Although
trihexyphenidyl is used clinically to treat both primary and
secondary dystonia in children, limited evidence exists to support its effectiveness, particularly in
dystonia secondary to disorders such as
cerebral palsy. A prospective, open-label, multicenter pilot trial of high-dose
trihexyphenidyl was conducted in 23 children aged 4 to 15 years with
cerebral palsy judged to have
secondary dystonia impairing function in the dominant upper extremity. All children were given
trihexyphenidyl at increasing doses over a 9-week period up to a maximum of 0.75 mg/kg/d.
Trihexyphenidyl was subsequently tapered off over the next 5 weeks. Objective motor assessments were performed at baseline, 9 weeks, and 15 weeks. The primary outcome measure was the Melbourne Assessment of Unilateral Upper Limb Function, tested in the dominant arm. Tolerability and safety were monitored closely throughout the trial. Of the 31 children who agreed to participate in the study, 5 failed to meet entry criteria and 3 withdrew due to nonserious adverse events (
chorea,
drug rash, and hyperactivity). Three children required a dosage reduction because of nonserious adverse events but continued to participate. The 23 children who completed the study showed a significant improvement in arm function at 15 weeks (P = .045) but not at 9 weeks (P = .985). Post hoc analysis showed that a subgroup (n = 10) with hyperkinetic
dystonia (excess
involuntary movements) worsened at 9 weeks (P = .04) but subsequently returned to baseline following taper of the medicine.

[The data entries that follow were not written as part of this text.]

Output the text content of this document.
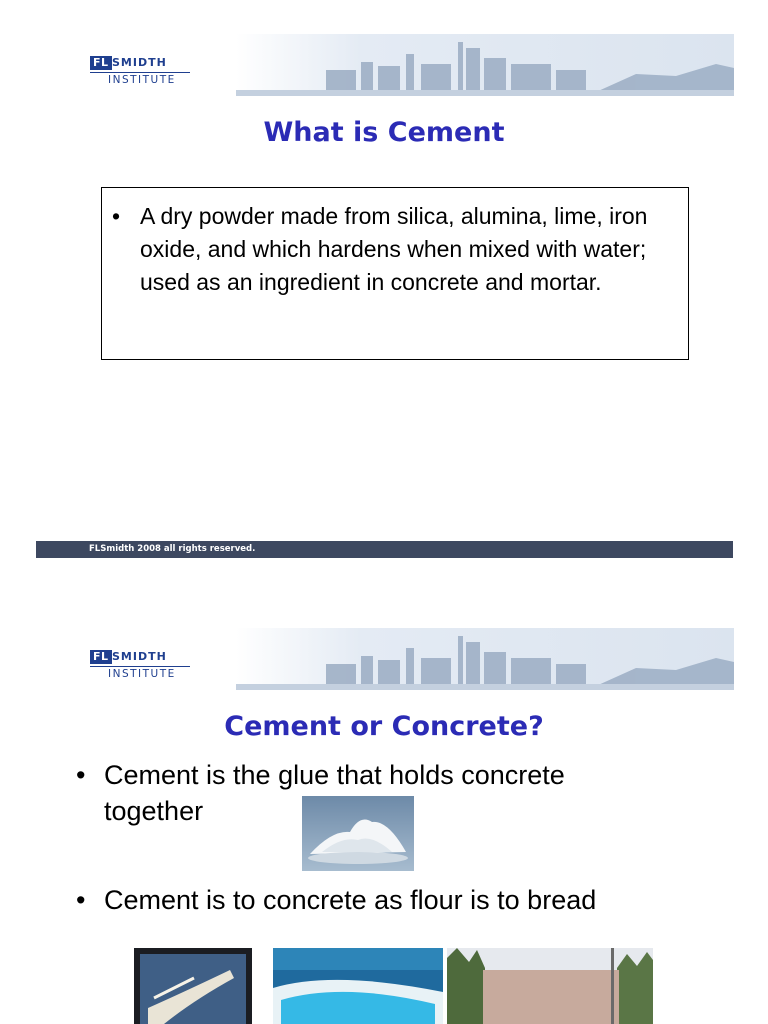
FL SMIDTH
INSTITUTE
What is Cement
• A dry powder made from silica, alumina, lime, iron oxide, and which hardens when mixed with water; used as an ingredient in concrete and mortar.
FLSmidth 2008 all rights reserved.
FL SMIDTH
INSTITUTE
Cement or Concrete?
• Cement is the glue that holds concrete together
• Cement is to concrete as flour is to bread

The authors conclude that scientific evidence for the clinical use of
trihexyphenidyl in
cerebral palsy remains equivocal.
Trihexyphenidyl may be a safe and effective for treatment for arm
dystonia in some children with
cerebral palsy if given sufficient time to respond to the medication. Post hoc analyses based on the type of
movement disorder suggested that children with hyperkinetic forms of
dystonia may worsen. A larger, randomized prospective trial stratified by the presence or absence of
hyperkinetic movements is needed to confirm these results.